Newsweek, that moribund, barely breathing organ of the American Left, made reference—on the cover, no less—to some kind of “wimp factor” that they would have us believe dogs the presumptive nominee. Hogwash. And to demonstrate the efficacy of that epithet, witness the naming of a buff, incisive, forthright, handsome, quick-witted nice guy. Wimps fear competition, they cannot brook threatening strength and they most certainly panic at the specter of one who might successfully vie for attention on a common stage. But as Kevin Williamson points out this week in National Review (“Like a Boss,” page 16), Romney is in every sense of the term an alpha male. Who else chooses a hunk whose pastimes include body building and bow hunting, as well as the architect of the first common sense look at the federal deficit in modern times, as his running mate? Only a man who is absolutely comfortable in his own skin, knows himself and his own character, and more, only a man who not only enjoys strong company but one who, as leader, demands it.
While it is clearly too early to start drawing parallels, the last guy to hold the big boy chair with that kind of self-confidence and clarity was Ronald Reagan, a man known his whole life for his principled independence, strength of character and moral resolve.

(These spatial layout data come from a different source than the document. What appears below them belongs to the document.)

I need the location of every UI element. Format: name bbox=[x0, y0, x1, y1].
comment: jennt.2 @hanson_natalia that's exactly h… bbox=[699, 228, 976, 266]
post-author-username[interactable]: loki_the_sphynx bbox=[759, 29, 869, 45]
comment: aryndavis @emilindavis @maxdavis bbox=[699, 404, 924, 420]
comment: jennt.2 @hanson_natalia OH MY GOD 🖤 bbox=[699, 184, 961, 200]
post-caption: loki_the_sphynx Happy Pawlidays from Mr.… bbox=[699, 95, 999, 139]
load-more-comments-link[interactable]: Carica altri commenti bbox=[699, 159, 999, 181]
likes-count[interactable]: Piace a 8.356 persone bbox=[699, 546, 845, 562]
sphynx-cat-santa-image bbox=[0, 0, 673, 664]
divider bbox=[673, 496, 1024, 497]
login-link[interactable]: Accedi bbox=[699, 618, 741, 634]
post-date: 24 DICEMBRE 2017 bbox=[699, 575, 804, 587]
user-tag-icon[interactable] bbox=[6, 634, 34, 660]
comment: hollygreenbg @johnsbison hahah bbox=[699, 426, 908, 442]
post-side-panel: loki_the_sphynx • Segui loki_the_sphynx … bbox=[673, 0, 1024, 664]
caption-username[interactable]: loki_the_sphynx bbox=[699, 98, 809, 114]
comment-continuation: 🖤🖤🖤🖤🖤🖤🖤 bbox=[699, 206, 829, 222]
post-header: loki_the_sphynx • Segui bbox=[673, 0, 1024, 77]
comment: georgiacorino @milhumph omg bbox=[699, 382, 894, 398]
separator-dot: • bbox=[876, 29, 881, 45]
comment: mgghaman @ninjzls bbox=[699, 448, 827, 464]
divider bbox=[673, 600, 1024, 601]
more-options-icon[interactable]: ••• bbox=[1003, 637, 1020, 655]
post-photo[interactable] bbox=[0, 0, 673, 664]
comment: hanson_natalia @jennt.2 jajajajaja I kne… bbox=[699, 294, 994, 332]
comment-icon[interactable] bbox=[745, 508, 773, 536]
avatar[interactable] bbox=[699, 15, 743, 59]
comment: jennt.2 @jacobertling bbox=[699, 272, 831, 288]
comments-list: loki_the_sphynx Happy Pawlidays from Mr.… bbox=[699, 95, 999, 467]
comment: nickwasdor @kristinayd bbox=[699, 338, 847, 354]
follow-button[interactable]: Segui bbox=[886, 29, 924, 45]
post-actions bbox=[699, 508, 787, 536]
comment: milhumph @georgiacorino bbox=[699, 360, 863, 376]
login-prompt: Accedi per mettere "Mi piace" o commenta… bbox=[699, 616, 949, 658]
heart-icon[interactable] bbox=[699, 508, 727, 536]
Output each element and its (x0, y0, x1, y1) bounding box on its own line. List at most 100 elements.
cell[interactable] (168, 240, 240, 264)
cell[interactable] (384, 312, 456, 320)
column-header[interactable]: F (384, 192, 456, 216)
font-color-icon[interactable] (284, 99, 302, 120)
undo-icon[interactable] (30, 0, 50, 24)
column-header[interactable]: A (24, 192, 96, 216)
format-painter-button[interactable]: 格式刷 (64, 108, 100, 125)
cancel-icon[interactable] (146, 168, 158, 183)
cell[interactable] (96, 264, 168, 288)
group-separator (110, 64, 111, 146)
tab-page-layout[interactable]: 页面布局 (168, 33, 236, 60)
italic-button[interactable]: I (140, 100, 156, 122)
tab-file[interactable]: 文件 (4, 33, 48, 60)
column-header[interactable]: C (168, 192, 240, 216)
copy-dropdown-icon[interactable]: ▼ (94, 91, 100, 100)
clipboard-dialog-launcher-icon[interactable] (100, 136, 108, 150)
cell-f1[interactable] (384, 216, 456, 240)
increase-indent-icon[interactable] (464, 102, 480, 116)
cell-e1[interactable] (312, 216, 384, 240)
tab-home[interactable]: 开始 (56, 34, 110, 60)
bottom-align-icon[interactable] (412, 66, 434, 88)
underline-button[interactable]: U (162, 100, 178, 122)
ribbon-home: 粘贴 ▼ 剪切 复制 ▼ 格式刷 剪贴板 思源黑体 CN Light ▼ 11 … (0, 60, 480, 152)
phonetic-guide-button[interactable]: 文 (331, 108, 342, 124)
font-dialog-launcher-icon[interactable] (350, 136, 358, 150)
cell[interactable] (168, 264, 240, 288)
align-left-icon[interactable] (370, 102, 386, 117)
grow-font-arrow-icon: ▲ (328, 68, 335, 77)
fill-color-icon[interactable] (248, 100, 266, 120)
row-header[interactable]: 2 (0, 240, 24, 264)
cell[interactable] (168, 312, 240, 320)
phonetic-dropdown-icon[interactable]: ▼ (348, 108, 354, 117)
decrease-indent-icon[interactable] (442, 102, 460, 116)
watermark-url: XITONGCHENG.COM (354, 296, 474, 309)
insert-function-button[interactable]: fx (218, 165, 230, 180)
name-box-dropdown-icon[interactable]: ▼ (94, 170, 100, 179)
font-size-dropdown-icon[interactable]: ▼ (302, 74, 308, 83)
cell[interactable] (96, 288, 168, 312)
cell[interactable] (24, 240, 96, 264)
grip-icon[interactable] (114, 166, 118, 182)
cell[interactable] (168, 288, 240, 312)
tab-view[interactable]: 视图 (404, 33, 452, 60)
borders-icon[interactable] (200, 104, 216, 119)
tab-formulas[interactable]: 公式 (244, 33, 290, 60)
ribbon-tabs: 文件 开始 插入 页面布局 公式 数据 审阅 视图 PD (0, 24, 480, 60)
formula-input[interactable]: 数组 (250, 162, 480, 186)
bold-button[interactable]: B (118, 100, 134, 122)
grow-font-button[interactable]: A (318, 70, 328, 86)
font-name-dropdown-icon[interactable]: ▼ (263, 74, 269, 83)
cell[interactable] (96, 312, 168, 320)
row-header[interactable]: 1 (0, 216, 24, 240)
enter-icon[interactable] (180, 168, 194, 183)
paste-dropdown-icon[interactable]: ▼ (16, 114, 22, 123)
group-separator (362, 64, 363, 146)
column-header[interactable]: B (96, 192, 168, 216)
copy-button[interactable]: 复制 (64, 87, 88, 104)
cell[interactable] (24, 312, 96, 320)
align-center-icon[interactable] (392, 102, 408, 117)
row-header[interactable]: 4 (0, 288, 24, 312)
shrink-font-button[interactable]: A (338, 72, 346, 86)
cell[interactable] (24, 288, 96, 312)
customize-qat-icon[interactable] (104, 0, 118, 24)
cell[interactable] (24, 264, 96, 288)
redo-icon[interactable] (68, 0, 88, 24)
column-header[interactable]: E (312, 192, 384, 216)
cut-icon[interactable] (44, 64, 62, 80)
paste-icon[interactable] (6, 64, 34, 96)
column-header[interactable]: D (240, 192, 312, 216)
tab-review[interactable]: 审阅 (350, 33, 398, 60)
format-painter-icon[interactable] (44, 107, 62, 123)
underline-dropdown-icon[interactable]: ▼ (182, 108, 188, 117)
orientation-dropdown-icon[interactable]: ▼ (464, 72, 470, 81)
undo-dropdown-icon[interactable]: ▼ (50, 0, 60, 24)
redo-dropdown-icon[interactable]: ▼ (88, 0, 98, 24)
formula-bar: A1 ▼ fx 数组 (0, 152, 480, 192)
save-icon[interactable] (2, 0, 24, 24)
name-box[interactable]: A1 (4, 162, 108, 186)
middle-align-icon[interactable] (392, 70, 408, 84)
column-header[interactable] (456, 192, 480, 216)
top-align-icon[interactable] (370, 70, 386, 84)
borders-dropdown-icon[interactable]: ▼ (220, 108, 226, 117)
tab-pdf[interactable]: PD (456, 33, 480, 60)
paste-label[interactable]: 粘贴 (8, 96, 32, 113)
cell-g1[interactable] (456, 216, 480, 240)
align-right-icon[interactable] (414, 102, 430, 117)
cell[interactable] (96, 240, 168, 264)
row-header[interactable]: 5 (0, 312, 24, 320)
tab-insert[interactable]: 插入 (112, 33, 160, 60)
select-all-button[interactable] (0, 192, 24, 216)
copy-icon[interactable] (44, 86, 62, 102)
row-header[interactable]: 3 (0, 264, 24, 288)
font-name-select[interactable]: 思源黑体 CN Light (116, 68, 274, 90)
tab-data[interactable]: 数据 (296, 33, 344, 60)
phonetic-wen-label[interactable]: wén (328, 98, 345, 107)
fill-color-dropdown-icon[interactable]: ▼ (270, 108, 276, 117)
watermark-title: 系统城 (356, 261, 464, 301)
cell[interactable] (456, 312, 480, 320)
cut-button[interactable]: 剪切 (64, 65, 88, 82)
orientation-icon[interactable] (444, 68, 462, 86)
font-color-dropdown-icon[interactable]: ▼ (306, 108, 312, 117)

The Ryan pick tells us more about the man than just his tastes in strong people; it is a window into his brand of leadership, his desire to put success before self, and his fundamental requirement that those around him be powerful and competent in their own right. Just imagine a cabinet full of the likes of Paul Ryan; finally we could look on them around that big table without having to fight off images of the bar scene in Star Wars. No kooks or wacked out pseudo-intellectuals, no bomb-throwing left-over hippies, and no more tax cheats in the very epicenter of the seat of Western power. Instead, if we can glean anything from Mitt’s choice of Ryan, it is that the man will seek, discover, choose and then empower the best people he can find. He did it at Bain Capital, where he not only got rich but enriched those around him and routinely saved the jobs of—thereby enriching—thousands of people whose employers were foundering. Ryan is matinee eye candy for the ladies, alpha male carnivore for the guys, and the big dog who is striking fear and dread in the squishy hearts of the world of post-modern liberals everywhere. But if you like Paul, thank the guy who made him famous, the text book non-wimp, Mitt Romney—leader, wealth producer, and advocate of excellence. He will win.